Depuis un mois ou plus Robert Mesnard a trusté les écrans de TV et l'ensemble des médias pour éructer sa colère contre la Chine et soutenir une insurrection au Tibet dont je ne veux pas mettre en doute le bien-fondé mais qui -reconnaissons-le - a éclaté opportunément. Il a fait bien des dégâts sans que l'on puisse anticiper qu'ils en vaillent la peine.

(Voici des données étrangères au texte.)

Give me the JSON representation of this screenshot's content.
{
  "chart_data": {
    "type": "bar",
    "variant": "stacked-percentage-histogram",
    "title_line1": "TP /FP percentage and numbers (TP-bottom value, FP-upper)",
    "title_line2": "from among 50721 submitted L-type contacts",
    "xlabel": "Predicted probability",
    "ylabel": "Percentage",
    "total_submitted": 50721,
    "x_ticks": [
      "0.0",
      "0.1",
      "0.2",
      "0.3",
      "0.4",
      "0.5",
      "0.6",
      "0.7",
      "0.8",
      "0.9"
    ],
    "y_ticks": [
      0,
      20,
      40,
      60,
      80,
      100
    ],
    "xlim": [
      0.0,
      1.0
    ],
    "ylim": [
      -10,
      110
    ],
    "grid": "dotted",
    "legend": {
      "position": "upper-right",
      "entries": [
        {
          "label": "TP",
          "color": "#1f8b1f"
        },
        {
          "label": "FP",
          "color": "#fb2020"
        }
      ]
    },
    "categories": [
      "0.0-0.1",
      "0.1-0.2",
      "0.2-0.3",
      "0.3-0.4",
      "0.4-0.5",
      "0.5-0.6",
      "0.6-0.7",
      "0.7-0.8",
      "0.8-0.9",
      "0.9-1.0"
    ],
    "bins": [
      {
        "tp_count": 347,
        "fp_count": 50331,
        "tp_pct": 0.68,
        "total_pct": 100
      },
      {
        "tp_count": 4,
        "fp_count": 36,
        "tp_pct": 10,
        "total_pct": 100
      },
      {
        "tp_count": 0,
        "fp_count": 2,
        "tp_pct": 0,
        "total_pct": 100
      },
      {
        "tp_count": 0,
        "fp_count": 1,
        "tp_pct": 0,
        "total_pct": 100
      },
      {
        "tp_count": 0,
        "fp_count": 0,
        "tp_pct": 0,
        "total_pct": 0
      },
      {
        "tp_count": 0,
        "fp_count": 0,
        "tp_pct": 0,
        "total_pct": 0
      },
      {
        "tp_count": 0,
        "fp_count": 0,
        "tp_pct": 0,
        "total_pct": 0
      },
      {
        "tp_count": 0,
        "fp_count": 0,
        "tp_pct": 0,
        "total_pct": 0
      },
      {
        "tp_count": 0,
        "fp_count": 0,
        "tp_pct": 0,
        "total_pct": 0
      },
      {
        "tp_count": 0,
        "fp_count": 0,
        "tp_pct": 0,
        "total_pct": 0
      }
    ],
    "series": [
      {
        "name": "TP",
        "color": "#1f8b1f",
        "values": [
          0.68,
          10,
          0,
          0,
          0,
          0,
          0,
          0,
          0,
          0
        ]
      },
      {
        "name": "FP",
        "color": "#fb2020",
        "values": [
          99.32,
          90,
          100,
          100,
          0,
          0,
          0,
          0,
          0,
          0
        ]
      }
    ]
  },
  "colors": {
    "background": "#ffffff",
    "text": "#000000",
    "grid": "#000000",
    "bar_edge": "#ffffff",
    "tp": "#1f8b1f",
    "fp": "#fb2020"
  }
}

Mais quel silence assourdissant alors que de sanguinaires tyrans du Myanmar ( soutenus par la Chine) refusent l'aide internationale pour leur peuple victime d'une effroyable tornade. On évalue les morts à plus d'une centaine de milles, on ne chiffre même pas les victimes blessées, les personnes qui ont tout perdu. Ce pays est l'un des plus pauvre au monde alors que les militaires qui le tiennent en coupe réglée s'enrichissent de l'exploitation de ses ressources naturelles bien réelles. Bref on est en face de l'Horreur : le refus de voir ces pauvres gens secourus. Réalisons que seuls les membres d'origine asiatique des ONG ont pu obtenir des visas! Ce n'est pas du racisme ça?
Certes il n'est pas convenable de faire des classements dans la souffrance et l'horreur, mais le drame birman ne vaudrait-il pas que l'on fasse encore plus de bruit que pour le Tibet? Alors que font Mesnard et ses acolytes? Ont-ils épuisé toute leur énergie revendicatrice dans l'opération médiatique autour de la flamme olympique?
Profitons-en pour redevenir sérieux et gérer nos émotions. La catastrophe birmane et son triste cortège d'ignominies et d'indicibles souffrances nous révolte, alors nous voudrions tellement nous délivrer des émotions qui nous étreignent en "faisant quelque chose". Pourtant soyons lucides: à titre individuel et dans l'instant nous ne pouvons presque rien pour ce drame en lui-même et cela nous frustre.
Mais de grâce,ne rajoutons surtout pas nos criailleries désordonnées et trop souvent mal documentées aux déchirantes lamentations de ceux qui souffrent vraiment. Soyons exigeants vis à vis de ceux qu' à travers notre système démocratique nous avons chargé de ce type de problème. Donnons leur acte que la diplomatie est une discipline complexe dont l'efficacité est généralement proportionnelle à la discrétion, donnons leur acte que ses effets sont lents, parfois invisibles à l'oeil nu mais généralement bien réels ( en positif ou malheureusement en négatif). C'est dans l'urne que nous pouvons être efficaces. Sauf que le plus souvent aucun événement de l'ampleur du drame birman actuel ne vient peser sur notre choix au moment de le faire. Du coup nous ne mesurons jamais assez rigoureusement la portée de notre vote. C'est cela être responsable. Ce n'est sûrement pas de vociférer au risque pour soi d'un coup de gaz lacrymogène au maximum et pour les autres de mesures de rétorsions insupportables au minimum. Sachons faire entendre notre voix là où elle sera efficace et évitons de la casser dans les indignations médiatiques qui ne servent que leurs auteurs. Certes on peut et doit protester mais vers la bonne cible.